Marvin Bochner, WWII Veteran, Age 91

Marvin Bochner | Regimental Sergeant Major, U.S. Army, 83rd and 89th Division | Served in France, Germany, Austria and Czechoslovakia | Received the following medals for his service: Bronze Star.

Mr. Bochner captures the aftermath of the atrocities of the Holocaust, retelling in vivid detail, the approach to the Ohrdruf concentration camp, which was the first Nazi concentration camp liberated by U.S. troops.

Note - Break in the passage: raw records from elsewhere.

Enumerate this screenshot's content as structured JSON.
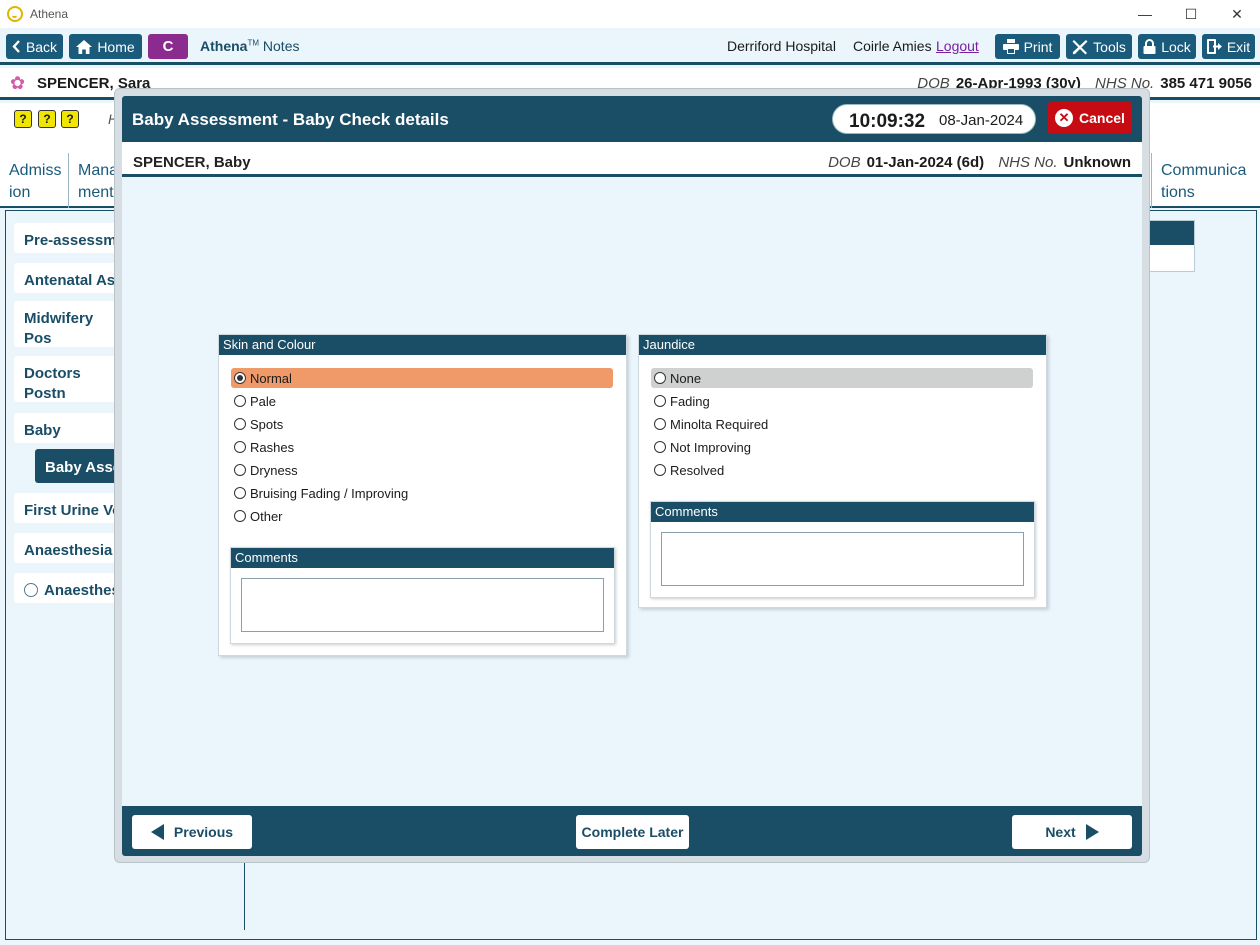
{
  "window": {
    "title": "Athena",
    "controls": [
      "—",
      "☐",
      "✕"
    ]
  },
  "toolbar": {
    "back_label": "Back",
    "home_label": "Home",
    "c_label": "C",
    "brand_name": "Athena",
    "brand_tm": "TM",
    "brand_suffix": "Notes",
    "hospital": "Derriford Hospital",
    "user": "Coirle Amies",
    "logout_label": "Logout",
    "print_label": "Print",
    "tools_label": "Tools",
    "lock_label": "Lock",
    "exit_label": "Exit"
  },
  "patient": {
    "name": "SPENCER, Sara",
    "dob_label": "DOB",
    "dob": "26-Apr-1993 (30y)",
    "nhs_label": "NHS No.",
    "nhs": "385 471 9056"
  },
  "icon_strip": {
    "icons": [
      "?",
      "?",
      "?"
    ],
    "text": "H"
  },
  "tabs": [
    {
      "label": "Admiss ion"
    },
    {
      "label": "Mana ment"
    },
    {
      "label": "Communica tions"
    }
  ],
  "sidebar": {
    "items": [
      {
        "label": "Pre-assessmen"
      },
      {
        "label": "Antenatal Ass"
      },
      {
        "label": "Midwifery Pos Assessments"
      },
      {
        "label": "Doctors Postn Assessments"
      },
      {
        "label": "Baby"
      },
      {
        "label": "Baby Assess"
      },
      {
        "label": "First Urine Voi"
      },
      {
        "label": "Anaesthesia In"
      },
      {
        "label": "Anaesthesia"
      }
    ]
  },
  "modal": {
    "title": "Baby Assessment - Baby Check details",
    "time": "10:09:32",
    "date": "08-Jan-2024",
    "cancel_label": "Cancel",
    "baby": {
      "name": "SPENCER, Baby",
      "dob_label": "DOB",
      "dob": "01-Jan-2024 (6d)",
      "nhs_label": "NHS No.",
      "nhs": "Unknown"
    },
    "skin": {
      "title": "Skin and Colour",
      "options": [
        "Normal",
        "Pale",
        "Spots",
        "Rashes",
        "Dryness",
        "Bruising Fading / Improving",
        "Other"
      ],
      "selected": "Normal",
      "comments_label": "Comments",
      "comments_value": ""
    },
    "jaundice": {
      "title": "Jaundice",
      "options": [
        "None",
        "Fading",
        "Minolta Required",
        "Not Improving",
        "Resolved"
      ],
      "hovered": "None",
      "comments_label": "Comments",
      "comments_value": ""
    },
    "footer": {
      "previous_label": "Previous",
      "complete_later_label": "Complete Later",
      "next_label": "Next"
    }
  },
  "colors": {
    "primary": "#1a4d66",
    "selected_option": "#f19a69",
    "hover_option": "#cfd0d0",
    "cancel": "#c60b13",
    "c_button": "#8b2b8f",
    "background": "#eaf5fc"
  }
}
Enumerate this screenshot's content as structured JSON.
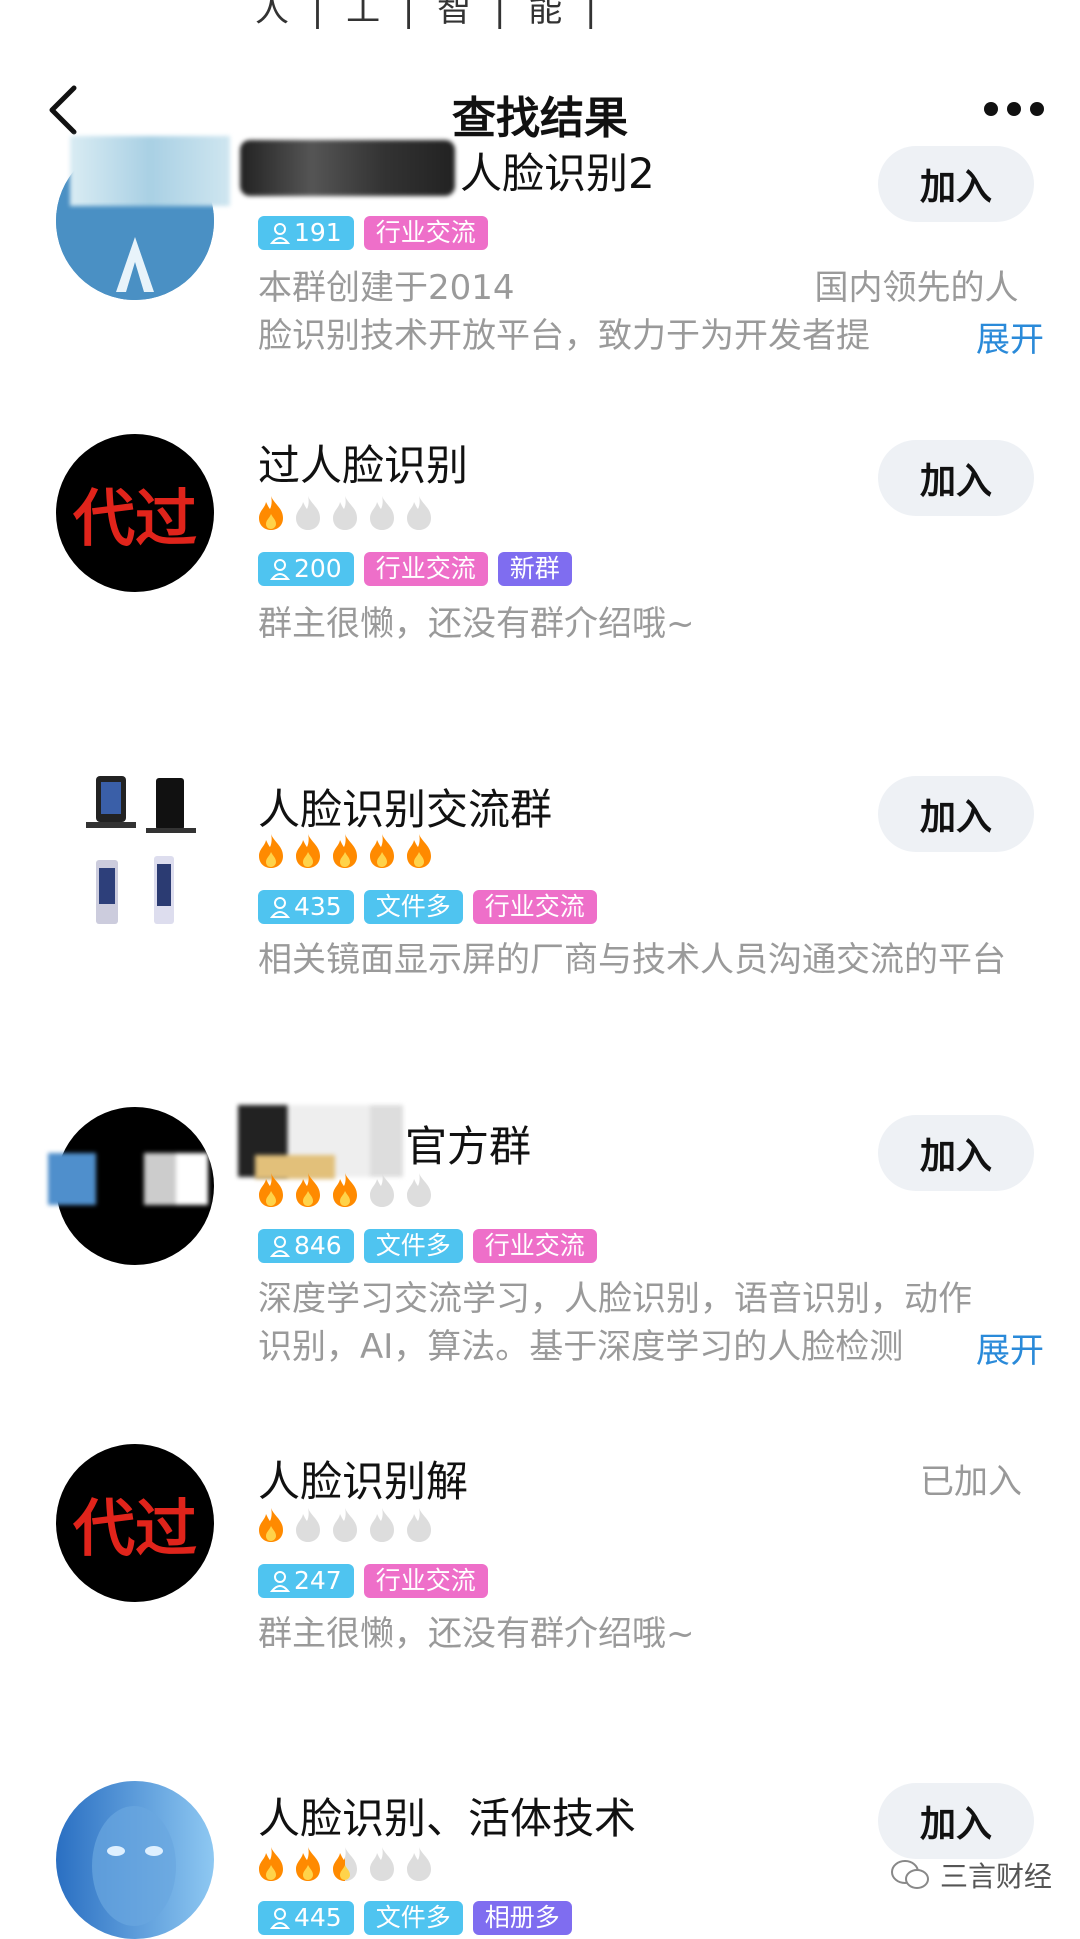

“Well, it was a horrible day in my life, and the life of all the guys with me, I think, because coming into that camp, we were a good couple of miles away. You could smell something wrong. Something don’t smell right here, because all of a sudden you’re going to clear air, a beautiful day, clear air, and there’s an odor in the air that is not, it, not very appetizing odor. We come up the line a little way and one of the guys says “Hey, we got troops coming at us.” But they finally get a little closer and I says “They’re not troops. They’re people walking at us, but they’re all in uniform but they weren’t in uniform. They were in the striped – gray striped, concentration camp get-up. We didn’t know what to do. One of the medics yells out, I mean he was, he was in medical school at one time, he says “Don’t feed them!” Because like I said, K rations, or the D rations we had with us, uh, were pre-juiced up because that was the cold food and uh, he says “They’ll eat any of that stuff that we have there and nine chances out of ten it’s gonna get them sick. It’ll kill them, because they gotta be weened back into food again because they were walking skeletons.” That’s what you saw. Walking skeletons. Now, what are we gonna do with them? There we are. We’re marching away and we got these people. We had to herd them back in to camp because we made ourselves understood that we couldn’t take them, and that they’re coming up with food for them and medical supplies. And, it was just a point where we were just flabbergasted. And I saw people, people – corpses. Half of them you wouldn’t recognize them as human beings. Bones just standing up, piled up like hardwood. And smell? Awful. Awful. And, uh, they had to bring up special troops for them because we didn’t know what to do. They needed special attention. And, next day, uh, they sent up from Paris Headquarters, General Eisenhower, General Patent, General Bradley, General Montgomery. They flew them up by helicopter, I think they came. Whatever they had came, to see the place, because I think we were the first concentration camps liberated, and Eisenhower wasn’t too happy no how.”